Fuck. No wonder she can’t sleep.
“There was…I don’t want to think about it.”
“I can’t! I close my eyes, and I don’t want to sleep. Because I know–I know I’ll see everything again. I don’t want to sleep. Ever again.” Max’s fingers rake through her limp hair, stilling on her scalp. “There was so much glass. So much blood. You were…I thought…your parents should hate me right now–but they don’t. They say–they say it’s not my fault. But Chloe, I can’t help thinking it. If I’d done something–”
Chloe’s forceful use of Max’s name shuts the other girl up, blue eyes locking back on hers.
Silence. Max’s eyes do not waver from Chloe’s face, but nor does she speak again.
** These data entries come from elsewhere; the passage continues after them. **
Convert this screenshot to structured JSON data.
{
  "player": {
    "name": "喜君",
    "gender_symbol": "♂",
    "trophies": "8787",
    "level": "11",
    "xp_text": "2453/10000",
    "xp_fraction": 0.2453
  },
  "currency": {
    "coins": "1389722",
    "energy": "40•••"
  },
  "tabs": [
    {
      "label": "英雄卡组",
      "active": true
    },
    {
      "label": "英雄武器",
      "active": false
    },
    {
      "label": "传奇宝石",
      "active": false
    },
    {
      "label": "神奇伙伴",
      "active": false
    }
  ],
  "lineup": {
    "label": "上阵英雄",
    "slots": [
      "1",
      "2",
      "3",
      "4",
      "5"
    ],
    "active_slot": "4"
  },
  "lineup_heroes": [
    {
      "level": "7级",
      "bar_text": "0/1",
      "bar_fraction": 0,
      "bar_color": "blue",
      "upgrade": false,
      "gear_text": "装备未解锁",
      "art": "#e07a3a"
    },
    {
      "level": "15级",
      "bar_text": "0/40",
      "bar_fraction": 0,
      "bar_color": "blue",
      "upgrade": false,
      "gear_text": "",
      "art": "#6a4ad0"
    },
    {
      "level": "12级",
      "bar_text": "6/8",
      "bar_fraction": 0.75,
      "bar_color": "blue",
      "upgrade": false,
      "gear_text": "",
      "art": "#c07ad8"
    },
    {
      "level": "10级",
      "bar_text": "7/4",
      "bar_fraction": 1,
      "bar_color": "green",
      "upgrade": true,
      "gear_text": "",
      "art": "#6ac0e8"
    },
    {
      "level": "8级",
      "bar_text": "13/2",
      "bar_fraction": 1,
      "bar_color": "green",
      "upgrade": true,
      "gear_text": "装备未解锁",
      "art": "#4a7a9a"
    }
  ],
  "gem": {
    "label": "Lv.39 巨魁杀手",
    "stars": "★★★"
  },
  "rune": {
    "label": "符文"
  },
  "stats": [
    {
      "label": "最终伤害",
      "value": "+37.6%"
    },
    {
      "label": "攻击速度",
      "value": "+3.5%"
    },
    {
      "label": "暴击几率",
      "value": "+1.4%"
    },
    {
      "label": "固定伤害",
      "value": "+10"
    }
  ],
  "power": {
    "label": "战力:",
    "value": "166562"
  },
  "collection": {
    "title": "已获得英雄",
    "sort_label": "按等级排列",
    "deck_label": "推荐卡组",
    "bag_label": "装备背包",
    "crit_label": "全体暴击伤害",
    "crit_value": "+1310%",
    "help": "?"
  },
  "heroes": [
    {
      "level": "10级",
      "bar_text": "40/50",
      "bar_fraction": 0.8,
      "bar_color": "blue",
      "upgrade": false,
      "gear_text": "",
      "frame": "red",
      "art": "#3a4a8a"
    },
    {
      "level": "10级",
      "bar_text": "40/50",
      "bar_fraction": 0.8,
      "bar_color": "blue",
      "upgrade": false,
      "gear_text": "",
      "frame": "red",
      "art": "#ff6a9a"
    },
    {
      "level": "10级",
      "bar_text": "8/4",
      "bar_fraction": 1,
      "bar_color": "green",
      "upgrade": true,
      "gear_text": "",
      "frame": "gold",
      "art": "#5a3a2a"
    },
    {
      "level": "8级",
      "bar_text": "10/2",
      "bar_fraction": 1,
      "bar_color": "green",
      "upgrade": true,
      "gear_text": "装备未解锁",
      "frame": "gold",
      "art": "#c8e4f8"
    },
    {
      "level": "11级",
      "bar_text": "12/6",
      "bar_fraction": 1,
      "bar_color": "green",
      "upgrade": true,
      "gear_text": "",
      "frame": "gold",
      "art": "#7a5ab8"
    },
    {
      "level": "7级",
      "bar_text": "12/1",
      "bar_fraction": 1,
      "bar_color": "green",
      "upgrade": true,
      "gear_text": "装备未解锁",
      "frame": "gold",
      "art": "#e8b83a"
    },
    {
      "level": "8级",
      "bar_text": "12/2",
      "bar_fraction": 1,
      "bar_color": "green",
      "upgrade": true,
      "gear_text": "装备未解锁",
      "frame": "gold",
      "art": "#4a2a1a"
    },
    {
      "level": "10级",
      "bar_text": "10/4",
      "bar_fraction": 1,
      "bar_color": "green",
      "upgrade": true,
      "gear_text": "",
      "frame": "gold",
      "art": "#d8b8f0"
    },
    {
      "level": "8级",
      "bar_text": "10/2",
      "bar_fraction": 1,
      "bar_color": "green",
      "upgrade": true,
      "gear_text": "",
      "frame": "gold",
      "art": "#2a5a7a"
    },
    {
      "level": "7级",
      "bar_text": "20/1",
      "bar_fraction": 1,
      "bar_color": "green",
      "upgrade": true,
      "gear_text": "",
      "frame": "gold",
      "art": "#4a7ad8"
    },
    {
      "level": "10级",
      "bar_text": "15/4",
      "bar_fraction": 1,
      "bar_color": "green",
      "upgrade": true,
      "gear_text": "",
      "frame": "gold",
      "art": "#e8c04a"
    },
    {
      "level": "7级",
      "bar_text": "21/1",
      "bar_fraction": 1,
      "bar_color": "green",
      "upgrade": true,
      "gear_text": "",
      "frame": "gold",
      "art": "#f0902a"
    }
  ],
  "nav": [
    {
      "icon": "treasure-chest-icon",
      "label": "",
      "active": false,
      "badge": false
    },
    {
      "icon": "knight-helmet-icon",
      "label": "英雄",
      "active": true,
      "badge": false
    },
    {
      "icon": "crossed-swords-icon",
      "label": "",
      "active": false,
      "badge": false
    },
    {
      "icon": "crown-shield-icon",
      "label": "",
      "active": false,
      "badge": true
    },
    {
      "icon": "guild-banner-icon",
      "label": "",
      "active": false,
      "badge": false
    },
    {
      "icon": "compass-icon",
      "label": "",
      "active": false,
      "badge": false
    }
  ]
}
“You weren’t driving…right?”
“You didn’t know what would happen.”
Another shake of her head. Chloe tries her best to smile, aching so much to get up and pull Max into her arms, let her cry into her shoulder, it’s bordering on torture.
“See?” Chloe wishes it wasn’t so hard to talk. “Not your fault. Mom and dad were right.”
“I wish I could believe that, Chloe.”
Max just stares down at her hands, looking, if possible, even more despondent than before. Chloe wishes she could move her arms, just so she can grab Max’s shoulders, shake some sense into her, make her see that no one held her to blame, believed her to be at fault. She wants to be able to walk, so she can grab Max and take a walk with her to the only actually decent cafe in the hospital, because she looks like she hasn’t eaten in days either.
Chloe might not be able to hold Max ever again, but still, she could think of the next closest thing. It wouldn’t be remotely the same, but still. If it gave Max comfort…
“Yeah?” Max’s voice is barely above a whisper.
She hesitates at first, a long moment passing before Max stands up, shaky on her feet, her hand reaching out to the side-table to stabilise herself as she shuffles up next to the bedside, looking down at Chloe with swollen eyes.
Chloe offered a small grin, gazing up at her friend. “Damn. You’re so much taller. That growth spurt finally came.”
Max looks down at her own feet, then back up at Chloe’s face. “Really?”
“I can’t hug you, but…” Chloe has to pause to rest her voice for a few moments. “Would it help if you…held me?”
Max’s eyes widen as Chloe’s words sink into her. “You sure?”
Several seconds of hesitance pass before Max carefully sits on the edge of the bed, facing Chloe, leaning to carefully tuck one arm under her shoulders, the other around her chest before resting her head on Chloe’s. Chloe closes her eyes, grateful she can at least feel Max’s warm, but still damp with tears, cheek on her forehead. She hears shoes tumble to the floor–one, two–before Max pulls up her socked feet onto the bed, so she is resting against Chloe. It’s not an easy feat by any means for them both to fit on the same bed, but not impossible. Chloe opens her eyes again, glances down at her feet under the blankets, at Max’s resting next to hers.
“Oh…still a midget,” Chloe teases in a whisper, “Thought you’d grown taller for a moment there.”
A muffled sniffle, a little noise that might’ve been the weakest of giggles.
Another moment, quiet and filled with the gravity of Max’s remorse and the grim state of her own body.
“Not your fault, Max. Not your fault.”